Am not yet convinced the NYSE, SP and NASDAQ are at the bottoms and will only rise at this time.  At 80 years old and may be being too cautious but everything I previously held sold off the second day of the market decline thanks to STOP LOSS orders.  Did go down a little from the market highs but less than a 5% decrease in my holdings.  That said I am staying on the sidelines for now but watching several Fidelity and other ETF's.  So much more diversification than individual stocks at this time.  DIA, FNCL, FTEC, NOBL, ONEQ, QQQ and SPY would be where I will eventually reenter the market.  Possibly also a consumer staples ETF.  

Posted
35 minutes ago, dlclark97 said:

Am not yet convinced the NYSE, SP and NASDAQ are at the bottoms and will only rise at this time.  At 80 years old and may be being too cautious but everything I previously held sold off the second day of the market decline thanks to STOP LOSS orders.  Did go down a little from the market highs but less than a 5% decrease in my holdings.  That said I am staying on the sidelines for now but watching several Fidelity and other ETF's.  So much more diversification than individual stocks at this time.  DIA, FNCL, FTEC, NOBL, ONEQ, QQQ and SPY would be where I will eventually reenter the market.  Possibly also a consumer staples ETF.  

QQQ -- agreed.

Posted

The smart bet is to buy the eurl It’s a etf for ftse100. It’s a etf x3. So if eurl goes up 1% eurl goes up 3%. Upside is 300% from here and 500% from where it was a few days ago.

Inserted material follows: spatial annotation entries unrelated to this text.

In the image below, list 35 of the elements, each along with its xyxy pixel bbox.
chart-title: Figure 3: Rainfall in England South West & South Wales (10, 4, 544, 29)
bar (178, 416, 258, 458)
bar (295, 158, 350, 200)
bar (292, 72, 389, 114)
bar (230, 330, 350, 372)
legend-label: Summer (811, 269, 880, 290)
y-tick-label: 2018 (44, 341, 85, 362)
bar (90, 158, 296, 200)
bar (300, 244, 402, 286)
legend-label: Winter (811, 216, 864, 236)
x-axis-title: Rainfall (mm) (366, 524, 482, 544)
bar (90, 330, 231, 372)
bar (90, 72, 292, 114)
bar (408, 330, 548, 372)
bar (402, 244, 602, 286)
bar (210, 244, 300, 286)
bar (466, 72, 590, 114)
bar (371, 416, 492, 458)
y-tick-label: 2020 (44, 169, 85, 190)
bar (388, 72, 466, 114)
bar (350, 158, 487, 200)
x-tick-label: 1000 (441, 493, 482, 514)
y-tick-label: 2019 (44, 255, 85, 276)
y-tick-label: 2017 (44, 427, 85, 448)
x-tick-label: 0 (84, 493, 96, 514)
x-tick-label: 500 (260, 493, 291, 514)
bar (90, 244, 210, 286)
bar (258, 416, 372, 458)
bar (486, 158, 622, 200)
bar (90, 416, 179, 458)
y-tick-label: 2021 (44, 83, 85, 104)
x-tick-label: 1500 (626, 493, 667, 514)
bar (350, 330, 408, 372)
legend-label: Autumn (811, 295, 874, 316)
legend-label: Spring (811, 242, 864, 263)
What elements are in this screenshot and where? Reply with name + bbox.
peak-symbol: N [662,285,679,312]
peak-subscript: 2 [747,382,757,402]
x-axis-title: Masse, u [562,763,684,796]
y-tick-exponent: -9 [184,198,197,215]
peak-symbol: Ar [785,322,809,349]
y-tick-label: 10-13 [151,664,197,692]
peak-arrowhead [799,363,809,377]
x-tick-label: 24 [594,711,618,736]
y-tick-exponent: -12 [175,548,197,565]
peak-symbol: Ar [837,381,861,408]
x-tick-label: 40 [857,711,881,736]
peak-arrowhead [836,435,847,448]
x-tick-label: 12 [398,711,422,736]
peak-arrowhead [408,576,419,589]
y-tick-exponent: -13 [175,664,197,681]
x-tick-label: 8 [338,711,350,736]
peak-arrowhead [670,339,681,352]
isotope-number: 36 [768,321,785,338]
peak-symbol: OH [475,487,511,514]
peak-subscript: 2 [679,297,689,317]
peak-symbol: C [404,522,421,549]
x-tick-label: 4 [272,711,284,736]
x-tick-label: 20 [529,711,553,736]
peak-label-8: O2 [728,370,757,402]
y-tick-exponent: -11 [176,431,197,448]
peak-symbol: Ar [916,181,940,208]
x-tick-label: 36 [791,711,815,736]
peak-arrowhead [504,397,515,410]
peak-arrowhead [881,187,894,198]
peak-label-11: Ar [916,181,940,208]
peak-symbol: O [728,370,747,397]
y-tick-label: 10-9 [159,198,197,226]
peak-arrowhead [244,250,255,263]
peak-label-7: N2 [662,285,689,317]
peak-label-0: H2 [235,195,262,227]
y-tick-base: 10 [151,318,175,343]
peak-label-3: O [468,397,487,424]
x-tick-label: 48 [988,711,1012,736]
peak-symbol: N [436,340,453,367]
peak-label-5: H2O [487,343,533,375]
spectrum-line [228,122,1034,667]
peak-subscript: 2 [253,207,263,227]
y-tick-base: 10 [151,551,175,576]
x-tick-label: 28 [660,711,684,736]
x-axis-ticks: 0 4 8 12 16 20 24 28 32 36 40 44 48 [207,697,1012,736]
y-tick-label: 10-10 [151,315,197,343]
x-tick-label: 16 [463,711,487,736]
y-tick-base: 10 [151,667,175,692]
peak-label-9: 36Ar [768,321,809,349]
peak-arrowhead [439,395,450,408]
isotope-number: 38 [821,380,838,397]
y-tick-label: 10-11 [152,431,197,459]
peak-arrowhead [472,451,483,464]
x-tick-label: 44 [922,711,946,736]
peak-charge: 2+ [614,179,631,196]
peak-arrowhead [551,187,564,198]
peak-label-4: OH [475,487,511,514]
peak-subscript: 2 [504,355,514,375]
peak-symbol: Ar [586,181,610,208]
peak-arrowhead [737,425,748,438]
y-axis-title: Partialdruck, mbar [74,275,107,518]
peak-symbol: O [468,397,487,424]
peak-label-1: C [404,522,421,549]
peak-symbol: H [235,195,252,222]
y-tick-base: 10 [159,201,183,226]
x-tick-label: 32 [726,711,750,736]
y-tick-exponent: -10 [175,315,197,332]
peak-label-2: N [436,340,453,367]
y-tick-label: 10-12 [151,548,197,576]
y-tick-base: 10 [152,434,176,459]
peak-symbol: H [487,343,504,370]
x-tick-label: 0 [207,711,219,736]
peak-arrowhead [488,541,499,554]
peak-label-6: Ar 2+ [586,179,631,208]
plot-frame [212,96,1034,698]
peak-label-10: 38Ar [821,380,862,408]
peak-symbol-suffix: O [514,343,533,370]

Everyone says it will retest the bottom. If it does can get it for 6-7 upside 35-40 min. No bad earnings report or bad news that can happen to a regular stock. Very safe compared to a regular stock and more upside than most. You can do the same thing with the tqqq for the nasdaq 100. Don’t forget to send me my 10%. 

Posted

FTSE 100 solid performers who have been punished in the melee. EG, Ashtead, RSA, Coca Cola. You can day trade them now in the knowledge the eventual upside is still huge.

Posted
13 hours ago, BillStrangeOgre said:

Yup, i think banks are a solid long term buy at the moment. They are better capitalised now and rules of the game have been tightened since the financial crisis. Loan books might not be performing but are guaranteed by recent business bailouts and support of domestic borrowers. The financial crisis proved one thing...governments are the lender of last resort where banks are concerned

I recon if you bought practically anything today at these prices in five years you will have made money ????

Banks in UK have had their dividends suspended by FCA for 2020

Posted

Look for bank stocks that are committed to maintaining dividends.

safe and equitable bet for aged warriors portfolios.